Сегодня уже не все посетители саратовского Дома работников искусств помнят, что когда-то он назывался Домом ученых. А из тех, кто помнит, мало кто знает, что в 1920-40-е годы для многих ученых двухэтажное здание на углу Комсомольской и проспекта Ленина (Приютской и Московской по первой прописке) действительно было домом, в котором они жили дружной и веселой коммуной.

По мнению большинства саратовских краеведов, дом этот построен в 1820-х годах. Его первым владельцем был купец третьей гильдии Александр Артамонов. В середине XIX столетия часть дома использовалась под гостиницу «Петербургская», но после пожара владелец сдал ее римско-католической семинарии, которая готовила пасторов для немецких колоний Поволжья.

В начале 1870-х годов дом перестраивается и сдается Окружному суду, а на рубеже XX века его владельцем становится Анатолий Нессельроде, внук известного российского государственного деятеля и любимца Павла I Карла Нессельроде. Внук не подкачал – активно занимался общественной деятельностью, был предводителем Вольского дворянства, гласным Саратовской думы, членом Саратовской ученой архивной комиссии. Есть сведения, что ему принадлежал первый саратовский автомобиль, который он привез из Парижа в 1900 году.

Революция перетасовала не только карты (политические, географические), но и сословия, и весь многовековой уклад российской империи. И все же есть в истории какие-то свои генетические законы. Они утверждают, что в бывшей собственности члена ученой архивной комиссии совсем не случайно поселилась коммуна уже советских ученых.

Одним из обитателей этого «Ноева ковчега» эпохи нарождающегося социализма и неформальным лидером общины был университетский профессор-геолог Борис Александрович Можаровский. В этом году исполнилось 130 лет со дня рождения этого уникального человека и замечательного ученого.

Все наши представления о людях, подобных Можаровскому, неизбежно несут в себе следы мифотворчества новейших времен. В принципе, страшного в этом ничего нет. Один из братьев Гримм, а именно Якоб, считал, что «в любом мифе есть доля правды – ничего, что ее подчас нелегко проверить».

Среди мифов, связанных с судьбой Бориса Можаровского, есть не проясненная, но зафиксированная во многих воспоминаниях история о его революционной юности. Объяснить это можно тем, что по законам советской иконографии дореволюционный московский студент, а затем советский орденоносец, лауреат Сталинской премии, ну просто не мог не посещать подпольных марксистских кружков.

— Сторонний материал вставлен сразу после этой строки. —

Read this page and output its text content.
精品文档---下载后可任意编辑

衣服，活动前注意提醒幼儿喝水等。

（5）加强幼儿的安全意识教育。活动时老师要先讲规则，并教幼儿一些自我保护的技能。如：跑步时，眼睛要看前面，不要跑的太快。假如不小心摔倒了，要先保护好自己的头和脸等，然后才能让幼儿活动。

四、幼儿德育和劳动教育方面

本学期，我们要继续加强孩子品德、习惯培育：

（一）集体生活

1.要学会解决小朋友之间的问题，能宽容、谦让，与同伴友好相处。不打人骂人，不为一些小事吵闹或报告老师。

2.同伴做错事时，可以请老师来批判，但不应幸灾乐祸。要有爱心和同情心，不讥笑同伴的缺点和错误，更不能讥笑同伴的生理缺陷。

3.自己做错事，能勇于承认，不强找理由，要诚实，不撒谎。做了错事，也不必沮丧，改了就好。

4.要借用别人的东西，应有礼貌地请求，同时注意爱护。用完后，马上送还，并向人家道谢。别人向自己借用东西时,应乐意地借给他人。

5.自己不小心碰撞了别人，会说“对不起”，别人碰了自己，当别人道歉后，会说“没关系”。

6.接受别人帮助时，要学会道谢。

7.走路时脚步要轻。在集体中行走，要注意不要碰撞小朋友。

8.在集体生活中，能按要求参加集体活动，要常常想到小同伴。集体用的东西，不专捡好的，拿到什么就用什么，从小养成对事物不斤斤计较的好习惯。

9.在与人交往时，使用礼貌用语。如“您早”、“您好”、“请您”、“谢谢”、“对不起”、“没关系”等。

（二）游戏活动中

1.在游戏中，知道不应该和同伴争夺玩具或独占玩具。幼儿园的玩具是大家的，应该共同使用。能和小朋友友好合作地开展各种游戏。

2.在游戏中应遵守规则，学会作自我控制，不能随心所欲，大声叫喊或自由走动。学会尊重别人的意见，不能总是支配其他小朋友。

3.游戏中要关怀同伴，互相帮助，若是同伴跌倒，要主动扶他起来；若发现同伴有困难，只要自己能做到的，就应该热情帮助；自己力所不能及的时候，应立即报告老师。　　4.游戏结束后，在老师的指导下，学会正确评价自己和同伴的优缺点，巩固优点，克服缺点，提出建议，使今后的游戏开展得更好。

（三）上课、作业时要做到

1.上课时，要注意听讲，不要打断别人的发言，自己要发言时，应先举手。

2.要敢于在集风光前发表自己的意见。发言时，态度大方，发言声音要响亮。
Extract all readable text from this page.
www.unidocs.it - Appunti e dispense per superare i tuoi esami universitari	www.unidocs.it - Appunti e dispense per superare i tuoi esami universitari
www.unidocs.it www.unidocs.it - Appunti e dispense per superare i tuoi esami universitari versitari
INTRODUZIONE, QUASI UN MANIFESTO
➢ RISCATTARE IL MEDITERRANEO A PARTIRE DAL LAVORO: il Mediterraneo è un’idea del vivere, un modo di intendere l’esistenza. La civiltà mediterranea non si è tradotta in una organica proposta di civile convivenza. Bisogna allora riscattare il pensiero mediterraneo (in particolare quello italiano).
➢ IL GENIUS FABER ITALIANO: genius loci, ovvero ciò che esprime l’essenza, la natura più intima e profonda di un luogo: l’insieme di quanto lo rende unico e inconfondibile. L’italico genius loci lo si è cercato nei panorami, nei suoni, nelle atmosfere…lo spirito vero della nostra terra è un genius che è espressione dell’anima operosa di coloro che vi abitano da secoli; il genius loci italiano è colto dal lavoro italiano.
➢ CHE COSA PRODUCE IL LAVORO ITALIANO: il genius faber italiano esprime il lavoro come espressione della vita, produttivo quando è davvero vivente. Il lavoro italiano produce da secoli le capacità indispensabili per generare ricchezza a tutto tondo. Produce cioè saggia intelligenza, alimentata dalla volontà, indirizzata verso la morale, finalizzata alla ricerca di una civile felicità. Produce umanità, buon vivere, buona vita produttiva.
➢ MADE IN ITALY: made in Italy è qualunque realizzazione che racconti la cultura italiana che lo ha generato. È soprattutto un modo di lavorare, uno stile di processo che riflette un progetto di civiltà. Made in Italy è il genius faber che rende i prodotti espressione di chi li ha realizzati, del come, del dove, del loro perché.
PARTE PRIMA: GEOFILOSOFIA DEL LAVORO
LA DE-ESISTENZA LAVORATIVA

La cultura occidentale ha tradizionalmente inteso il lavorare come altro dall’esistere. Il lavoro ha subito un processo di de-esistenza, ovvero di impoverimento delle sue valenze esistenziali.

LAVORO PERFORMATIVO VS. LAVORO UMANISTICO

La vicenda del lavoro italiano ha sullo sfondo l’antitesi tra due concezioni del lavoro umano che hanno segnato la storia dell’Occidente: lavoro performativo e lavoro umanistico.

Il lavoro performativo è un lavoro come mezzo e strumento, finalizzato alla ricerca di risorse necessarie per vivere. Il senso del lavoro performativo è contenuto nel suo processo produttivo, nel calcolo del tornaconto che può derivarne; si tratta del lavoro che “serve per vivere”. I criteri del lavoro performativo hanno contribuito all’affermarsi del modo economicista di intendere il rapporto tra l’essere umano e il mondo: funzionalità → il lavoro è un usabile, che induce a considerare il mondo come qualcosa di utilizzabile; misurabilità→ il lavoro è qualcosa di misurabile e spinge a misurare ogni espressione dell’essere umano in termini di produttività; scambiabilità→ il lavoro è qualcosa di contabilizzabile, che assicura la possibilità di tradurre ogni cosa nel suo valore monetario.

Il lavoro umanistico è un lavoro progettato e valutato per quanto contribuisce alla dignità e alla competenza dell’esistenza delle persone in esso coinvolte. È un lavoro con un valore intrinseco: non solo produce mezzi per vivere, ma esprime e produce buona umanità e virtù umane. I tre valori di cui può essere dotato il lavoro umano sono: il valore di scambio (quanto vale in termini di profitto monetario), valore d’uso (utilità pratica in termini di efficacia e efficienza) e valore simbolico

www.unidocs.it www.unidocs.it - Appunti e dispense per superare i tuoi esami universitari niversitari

На деле же все обстояло проще. Был юный Можаровский необычайно самостоятелен и независим в суждениях, да к тому же наделен несомненным поэтическим даром и чувством иронии. Еще в саратовской гимназии он довольно часто высмеивал в сатирических стихах учебные порядки. Стишки расходились по рукам, и вычислить автора было несложно. Кульминацией в отношениях с директором гимназии (как рассказывал сам Борис Александрович своей дочери Татьяне, а она – автору этой статьи) был тот факт, что в общежитии надзиратель обнаружил у него книгу Дарвина (предположительно это было «Происхождение видов»). Гимназическая программа той поры не предполагала изучение Дарвина наравне с Законом Божиим. Гимназист не повинился и доучивался уже в Тамбове...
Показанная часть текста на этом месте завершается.